If you do decide to stay with him, it isn't going to be totally fair. My husband is a patient man, and a very considerate and loving one. I know I don't deserve him. He bears a pretty heavy burden of responsibility in our house, because I can't. Just to give you an idea of what I mean when I say I have severe ADHD...twice, in the past month I have driven to work, gone into my building, worked my eight hours, left the building only to find the car still running, with the key still in the ignition. The second time, there were two parking lot security guys standing there looking concerned and confused. When I explained to them that it was my ADHD, they nodded affably and told me to be sure to register my license plate (it's a new car and I had forgotten to register) with the security kiosk so the next time it happened they could call me right away. Problem solved. As much as it can be.

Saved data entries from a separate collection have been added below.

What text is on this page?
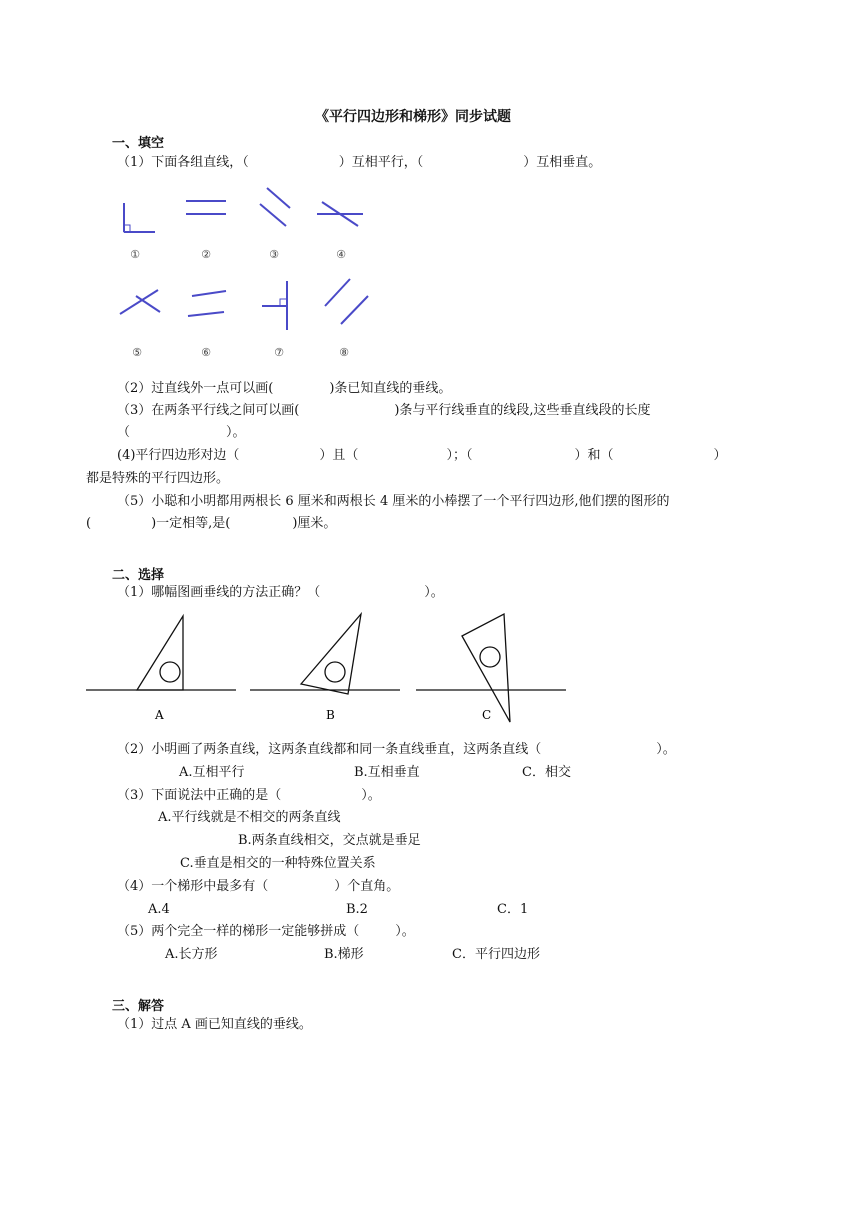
《平行四边形和梯形》同步试题
一、填空
（1）下面各组直线，（	）互相平行，（	）互相垂直。
①	②	③	④
⑤	⑥	⑦	⑧
（2）过直线外一点可以画(	)条已知直线的垂线。
（3）在两条平行线之间可以画(	)条与平行线垂直的线段,这些垂直线段的长度
（	）。
(4)平行四边形对边（	）且（	）；（	）和（	）
都是特殊的平行四边形。
（5）小聪和小明都用两根长 6 厘米和两根长 4 厘米的小棒摆了一个平行四边形,他们摆的图形的
(	)一定相等,是(	)厘米。
二、选择
（1）哪幅图画垂线的方法正确？（	）。
A	B	C
（2）小明画了两条直线，这两条直线都和同一条直线垂直，这两条直线（	）。
A.互相平行	B.互相垂直	C．相交
（3）下面说法中正确的是（	）。
A.平行线就是不相交的两条直线
B.两条直线相交，交点就是垂足
C.垂直是相交的一种特殊位置关系
（4）一个梯形中最多有（	）个直角。
A.4	B.2	C．1
（5）两个完全一样的梯形一定能够拼成（	）。
A.长方形	B.梯形	C．平行四边形
三、解答
（1）过点 A 画已知直线的垂线。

I could tell you a hundred stories about how many times I have forgotten things that normal people would *never* be so dumb as to forget. I hate that I forget things. I hate that I'm late to almost everything. I hate that my husband has to be responsible for most of the important stuff in our lives, but I Just. Can't. Remember. The funny thing is that I'm not dumb, per se. I have a 150 IQ. But I can't remember to turn off my lights. I can read a page of text and memorize it on the spot. But I can't remember my son's dental appointment. Go figure.

I've learned a hundred coping strategies. My keys are always attached to my belt loop. I wear a fanny pack because I know if I carry anything in my hands I will lose it. I never wear my wedding ring. I lost it twice in the first week I was married, and now it sits in my dresser drawer, safe and sound. When my daughter and I were out shopping the other day she had to remind me that I was going the wrong way. Three times. You can't imagine what a relief it is to be able to explain what is happening to me in a way that makes sense. My life never did before I got my diagnosis. Make sense, that is.

I don't know if this helps you at all, but I sincerely hope the train wreck can be averted. If not, I hope you and your (eventually to-be ex) husband will each be able to forgive yourselves and each other, and grow into better lives.

1 mom found this helpful

T.D.

answers from Springfield on

start by having him see the counsleor with you. they might b able to open his eyes and help him understand that it is not all about him, you have kids, you have an aging mom and you were all faced ith illness. he needs someone else to show him that divorce is not the answer to this minor problem.

1 mom found this helpful

C.T.

answers from Santa Fe on

I'm so sorry. My opinion is divorce is not the end of the world. In fact, it can lead to such positive things. It sounds like you would be much happier without him in your life. I'm glad you are planning on seeing an attorney.